Jarang saya lihat orang yang sukses di kampung halamannya. Jika ada pun, ya itu tidak seseksi ikon-ikon sukses mahasiswa Drop Out semacam Bill Gates, Zuckerberg dan mungkin akan diangkat lagi maskot mahasiswa Drop Out sukses lainnya entah untuk apa tujuan media itu ya. Oh, hmm. Mungkin lantaran kita, termasuk saya tentu, sangat gampang terpikat cerita-cerita underdog, from zero to hero, dari tiada menjadi berada, dari gembel kemudian setiap hari check in di hotel.
Sukses sudah menjadi komoditi seksi untuk dikomersialisasi. Buku-buku laris adalah self-help book yang kontennya sarat dengan motivasi menuju sukses. Andai kemarin Mario Teguh tabah dan fokus konsisten saja bersuper-super sampai menjelang ajal, mungkin negara ini bakal memelesat tanggalkan kemiskinan karena kepapaan sering beliau lukiskan sebagai epidemi menakutkan yang mesti segera diberantas buru-buru. Sayang sekali ia punya anak yang berprofesi sebagai seniman yang tak begitu mempan disumpal karya meme bercantum wejangan supaya pembacanya hidup menjadi orang baik yang super, namun mungkin ia sendiri lupa menjadi ayah yang luar biasa (silakan baca kata "luar biasa" dengan penuh semangat dan tangan terkepal menantang angkasa).

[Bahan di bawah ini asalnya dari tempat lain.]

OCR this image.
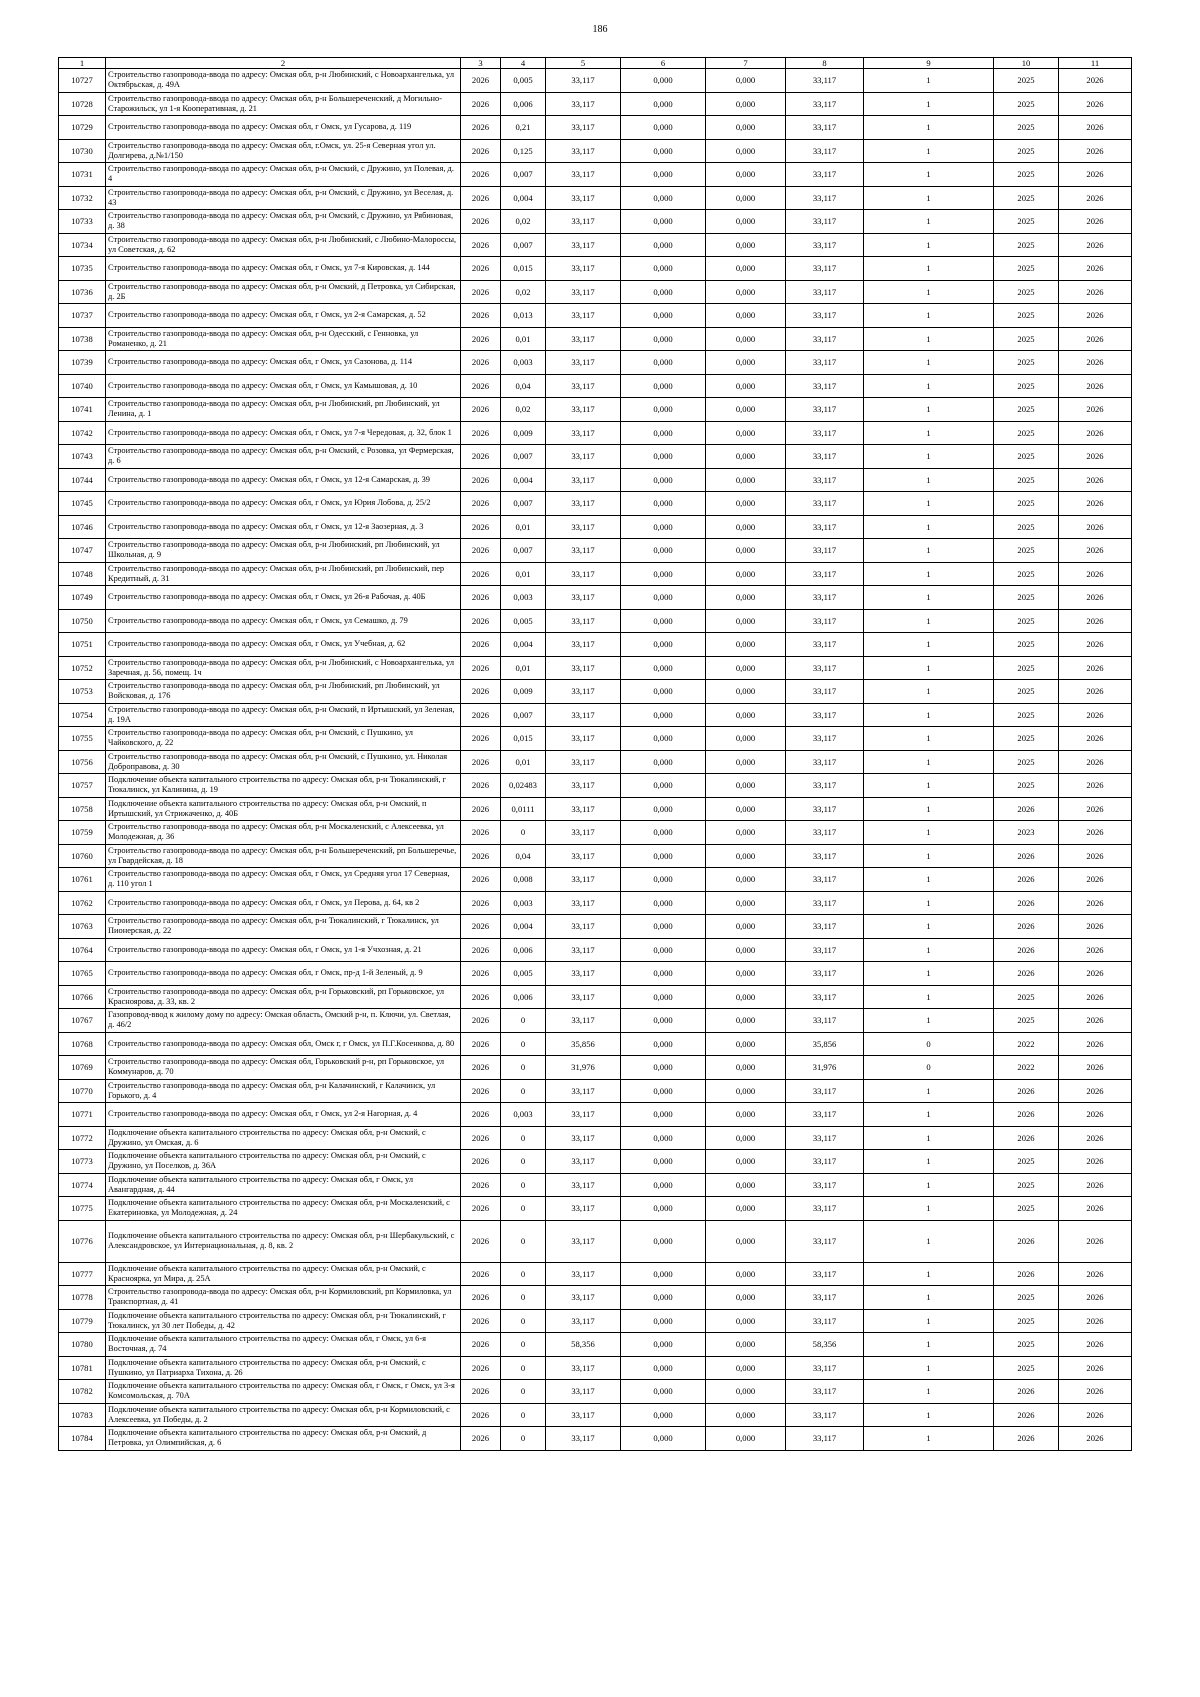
186
1	2	3	4	5	6	7	8	9	10	11
10727	Строительство газопровода-ввода по адресу: Омская обл, р-н Любинский, с Новоархангелька, ул Октябрьская, д. 49А	2026	0,005	33,117	0,000	0,000	33,117	1	2025	2026
10728	Строительство газопровода-ввода по адресу: Омская обл, р-н Большереченский, д Могильно-Старожильск, ул 1-я Кооперативная, д. 21	2026	0,006	33,117	0,000	0,000	33,117	1	2025	2026
10729	Строительство газопровода-ввода по адресу: Омская обл, г Омск, ул Гусарова, д. 119	2026	0,21	33,117	0,000	0,000	33,117	1	2025	2026
10730	Строительство газопровода-ввода по адресу: Омская обл, г.Омск, ул. 25-я Северная угол ул. Долгирева, д.№1/150	2026	0,125	33,117	0,000	0,000	33,117	1	2025	2026
10731	Строительство газопровода-ввода по адресу: Омская обл, р-н Омский, с Дружино, ул Полевая, д. 4	2026	0,007	33,117	0,000	0,000	33,117	1	2025	2026
10732	Строительство газопровода-ввода по адресу: Омская обл, р-н Омский, с Дружино, ул Веселая, д. 43	2026	0,004	33,117	0,000	0,000	33,117	1	2025	2026
10733	Строительство газопровода-ввода по адресу: Омская обл, р-н Омский, с Дружино, ул Рябиновая, д. 38	2026	0,02	33,117	0,000	0,000	33,117	1	2025	2026
10734	Строительство газопровода-ввода по адресу: Омская обл, р-н Любинский, с Любино-Малороссы, ул Советская, д. 62	2026	0,007	33,117	0,000	0,000	33,117	1	2025	2026
10735	Строительство газопровода-ввода по адресу: Омская обл, г Омск, ул 7-я Кировская, д. 144	2026	0,015	33,117	0,000	0,000	33,117	1	2025	2026
10736	Строительство газопровода-ввода по адресу: Омская обл, р-н Омский, д Петровка, ул Сибирская, д. 2Б	2026	0,02	33,117	0,000	0,000	33,117	1	2025	2026
10737	Строительство газопровода-ввода по адресу: Омская обл, г Омск, ул 2-я Самарская, д. 52	2026	0,013	33,117	0,000	0,000	33,117	1	2025	2026
10738	Строительство газопровода-ввода по адресу: Омская обл, р-н Одесский, с Генновка, ул Романенко, д. 21	2026	0,01	33,117	0,000	0,000	33,117	1	2025	2026
10739	Строительство газопровода-ввода по адресу: Омская обл, г Омск, ул Сазонова, д. 114	2026	0,003	33,117	0,000	0,000	33,117	1	2025	2026
10740	Строительство газопровода-ввода по адресу: Омская обл, г Омск, ул Камышовая, д. 10	2026	0,04	33,117	0,000	0,000	33,117	1	2025	2026
10741	Строительство газопровода-ввода по адресу: Омская обл, р-н Любинский, рп Любинский, ул Ленина, д. 1	2026	0,02	33,117	0,000	0,000	33,117	1	2025	2026
10742	Строительство газопровода-ввода по адресу: Омская обл, г Омск, ул 7-я Чередовая, д. 32, блок 1	2026	0,009	33,117	0,000	0,000	33,117	1	2025	2026
10743	Строительство газопровода-ввода по адресу: Омская обл, р-н Омский, с Розовка, ул Фермерская, д. 6	2026	0,007	33,117	0,000	0,000	33,117	1	2025	2026
10744	Строительство газопровода-ввода по адресу: Омская обл, г Омск, ул 12-я Самарская, д. 39	2026	0,004	33,117	0,000	0,000	33,117	1	2025	2026
10745	Строительство газопровода-ввода по адресу: Омская обл, г Омск, ул Юрия Лобова, д. 25/2	2026	0,007	33,117	0,000	0,000	33,117	1	2025	2026
10746	Строительство газопровода-ввода по адресу: Омская обл, г Омск, ул 12-я Заозерная, д. 3	2026	0,01	33,117	0,000	0,000	33,117	1	2025	2026
10747	Строительство газопровода-ввода по адресу: Омская обл, р-н Любинский, рп Любинский, ул Школьная, д. 9	2026	0,007	33,117	0,000	0,000	33,117	1	2025	2026
10748	Строительство газопровода-ввода по адресу: Омская обл, р-н Любинский, рп Любинский, пер Кредитный, д. 31	2026	0,01	33,117	0,000	0,000	33,117	1	2025	2026
10749	Строительство газопровода-ввода по адресу: Омская обл, г Омск, ул 26-я Рабочая, д. 40Б	2026	0,003	33,117	0,000	0,000	33,117	1	2025	2026
10750	Строительство газопровода-ввода по адресу: Омская обл, г Омск, ул Семашко, д. 79	2026	0,005	33,117	0,000	0,000	33,117	1	2025	2026
10751	Строительство газопровода-ввода по адресу: Омская обл, г Омск, ул Учебная, д. 62	2026	0,004	33,117	0,000	0,000	33,117	1	2025	2026
10752	Строительство газопровода-ввода по адресу: Омская обл, р-н Любинский, с Новоархангелька, ул Заречная, д. 56, помещ. 1ч	2026	0,01	33,117	0,000	0,000	33,117	1	2025	2026
10753	Строительство газопровода-ввода по адресу: Омская обл, р-н Любинский, рп Любинский, ул Войсковая, д. 176	2026	0,009	33,117	0,000	0,000	33,117	1	2025	2026
10754	Строительство газопровода-ввода по адресу: Омская обл, р-н Омский, п Иртышский, ул Зеленая, д. 19А	2026	0,007	33,117	0,000	0,000	33,117	1	2025	2026
10755	Строительство газопровода-ввода по адресу: Омская обл, р-н Омский, с Пушкино, ул Чайковского, д. 22	2026	0,015	33,117	0,000	0,000	33,117	1	2025	2026
10756	Строительство газопровода-ввода по адресу: Омская обл, р-н Омский, с Пушкино, ул. Николая Доброправова, д. 30	2026	0,01	33,117	0,000	0,000	33,117	1	2025	2026
10757	Подключение объекта капитального строительства по адресу: Омская обл, р-н Тюкалинский, г Тюкалинск, ул Калинина, д. 19	2026	0,02483	33,117	0,000	0,000	33,117	1	2025	2026
10758	Подключение объекта капитального строительства по адресу: Омская обл, р-н Омский, п Иртышский, ул Стрижаченко, д. 40Б	2026	0,0111	33,117	0,000	0,000	33,117	1	2026	2026
10759	Строительство газопровода-ввода по адресу: Омская обл, р-н Москаленский, с Алексеевка, ул Молодежная, д. 36	2026	0	33,117	0,000	0,000	33,117	1	2023	2026
10760	Строительство газопровода-ввода по адресу: Омская обл, р-н Большереченский, рп Большеречье, ул Гвардейская, д. 18	2026	0,04	33,117	0,000	0,000	33,117	1	2026	2026
10761	Строительство газопровода-ввода по адресу: Омская обл, г Омск, ул Средняя угол 17 Северная, д. 110 угол 1	2026	0,008	33,117	0,000	0,000	33,117	1	2026	2026
10762	Строительство газопровода-ввода по адресу: Омская обл, г Омск, ул Перова, д. 64, кв 2	2026	0,003	33,117	0,000	0,000	33,117	1	2026	2026
10763	Строительство газопровода-ввода по адресу: Омская обл, р-н Тюкалинский, г Тюкалинск, ул Пионерская, д. 22	2026	0,004	33,117	0,000	0,000	33,117	1	2026	2026
10764	Строительство газопровода-ввода по адресу: Омская обл, г Омск, ул 1-я Учхозная, д. 21	2026	0,006	33,117	0,000	0,000	33,117	1	2026	2026
10765	Строительство газопровода-ввода по адресу: Омская обл, г Омск, пр-д 1-й Зеленый, д. 9	2026	0,005	33,117	0,000	0,000	33,117	1	2026	2026
10766	Строительство газопровода-ввода по адресу: Омская обл, р-н Горьковский, рп Горьковское, ул Красноярова, д. 33, кв. 2	2026	0,006	33,117	0,000	0,000	33,117	1	2025	2026
10767	Газопровод-ввод к жилому дому по адресу: Омская область, Омский р-н, п. Ключи, ул. Светлая, д. 46/2	2026	0	33,117	0,000	0,000	33,117	1	2025	2026
10768	Строительство газопровода-ввода по адресу: Омская обл, Омск г, г Омск, ул П.Г.Косенкова, д. 80	2026	0	35,856	0,000	0,000	35,856	0	2022	2026
10769	Строительство газопровода-ввода по адресу: Омская обл, Горьковский р-н, рп Горьковское, ул Коммунаров, д. 70	2026	0	31,976	0,000	0,000	31,976	0	2022	2026
10770	Строительство газопровода-ввода по адресу: Омская обл, р-н Калачинский, г Калачинск, ул Горького, д. 4	2026	0	33,117	0,000	0,000	33,117	1	2026	2026
10771	Строительство газопровода-ввода по адресу: Омская обл, г Омск, ул 2-я Нагорная, д. 4	2026	0,003	33,117	0,000	0,000	33,117	1	2026	2026
10772	Подключение объекта капитального строительства по адресу: Омская обл, р-н Омский, с Дружино, ул Омская, д. 6	2026	0	33,117	0,000	0,000	33,117	1	2026	2026
10773	Подключение объекта капитального строительства по адресу: Омская обл, р-н Омский, с Дружино, ул Поселков, д. 36А	2026	0	33,117	0,000	0,000	33,117	1	2025	2026
10774	Подключение объекта капитального строительства по адресу: Омская обл, г Омск, ул Авангардная, д. 44	2026	0	33,117	0,000	0,000	33,117	1	2025	2026
10775	Подключение объекта капитального строительства по адресу: Омская обл, р-н Москаленский, с Екатериновка, ул Молодежная, д. 24	2026	0	33,117	0,000	0,000	33,117	1	2025	2026
10776	Подключение объекта капитального строительства по адресу: Омская обл, р-н Шербакульский, с Александровское, ул Интернациональная, д. 8, кв. 2	2026	0	33,117	0,000	0,000	33,117	1	2026	2026
10777	Подключение объекта капитального строительства по адресу: Омская обл, р-н Омский, с Красноярка, ул Мира, д. 25А	2026	0	33,117	0,000	0,000	33,117	1	2026	2026
10778	Строительство газопровода-ввода по адресу: Омская обл, р-н Кормиловский, рп Кормиловка, ул Транспортная, д. 41	2026	0	33,117	0,000	0,000	33,117	1	2025	2026
10779	Подключение объекта капитального строительства по адресу: Омская обл, р-н Тюкалинский, г Тюкалинск, ул 30 лет Победы, д. 42	2026	0	33,117	0,000	0,000	33,117	1	2025	2026
10780	Подключение объекта капитального строительства по адресу: Омская обл, г Омск, ул 6-я Восточная, д. 74	2026	0	58,356	0,000	0,000	58,356	1	2025	2026
10781	Подключение объекта капитального строительства по адресу: Омская обл, р-н Омский, с Пушкино, ул Патриарха Тихона, д. 26	2026	0	33,117	0,000	0,000	33,117	1	2025	2026
10782	Подключение объекта капитального строительства по адресу: Омская обл, г Омск, г Омск, ул 3-я Комсомольская, д. 70А	2026	0	33,117	0,000	0,000	33,117	1	2026	2026
10783	Подключение объекта капитального строительства по адресу: Омская обл, р-н Кормиловский, с Алексеевка, ул Победы, д. 2	2026	0	33,117	0,000	0,000	33,117	1	2026	2026
10784	Подключение объекта капитального строительства по адресу: Омская обл, р-н Омский, д Петровка, ул Олимпийская, д. 6	2026	0	33,117	0,000	0,000	33,117	1	2026	2026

Selain kerja keras yang katanya adalah satu-satunya jalan suci menuju gemilang kesuksesan, saya rasa ada beberapa hal yang orang-orang sukses itu lupa share dalam setiap seminar. Mungkin sungguh lupa. Mungkin terlalu banyak yang dipikirkan. Saya sih lebih percaya mereka takut tak bakalan ngetop dan ngepop lagi kalau sering-sering suguhkan realita kesuksesan yang ternyata tidak butuh-butuh amat motivator.
1. Bacot
Semakin berisi semakin merunduk. Tong kosong nyaring bunyinya. Kendati adat ketimuran terus-menerus menganjurkan (bahkan mengharuskan) penduduknya agar lebih banyak bekerja daripada berbicara, tapi mana buktinya ya. Sejak kecil saya tak banyak berbicara, bahkan malas untuk berbicara dengan siapa pun dan lebih suka menulis, menggambar, rajin mengerjakan PR, membantu Ibu membersihkan rumah, gampang disuruh beli bumbu masakan yang habis ke warung, memapah nenek-nenek menyeberang jalan, dan opsi-opsi yang sering saya silangi pada soal pilihan ganda PPKn. Tapi saya belum sukses-sukses juga nih.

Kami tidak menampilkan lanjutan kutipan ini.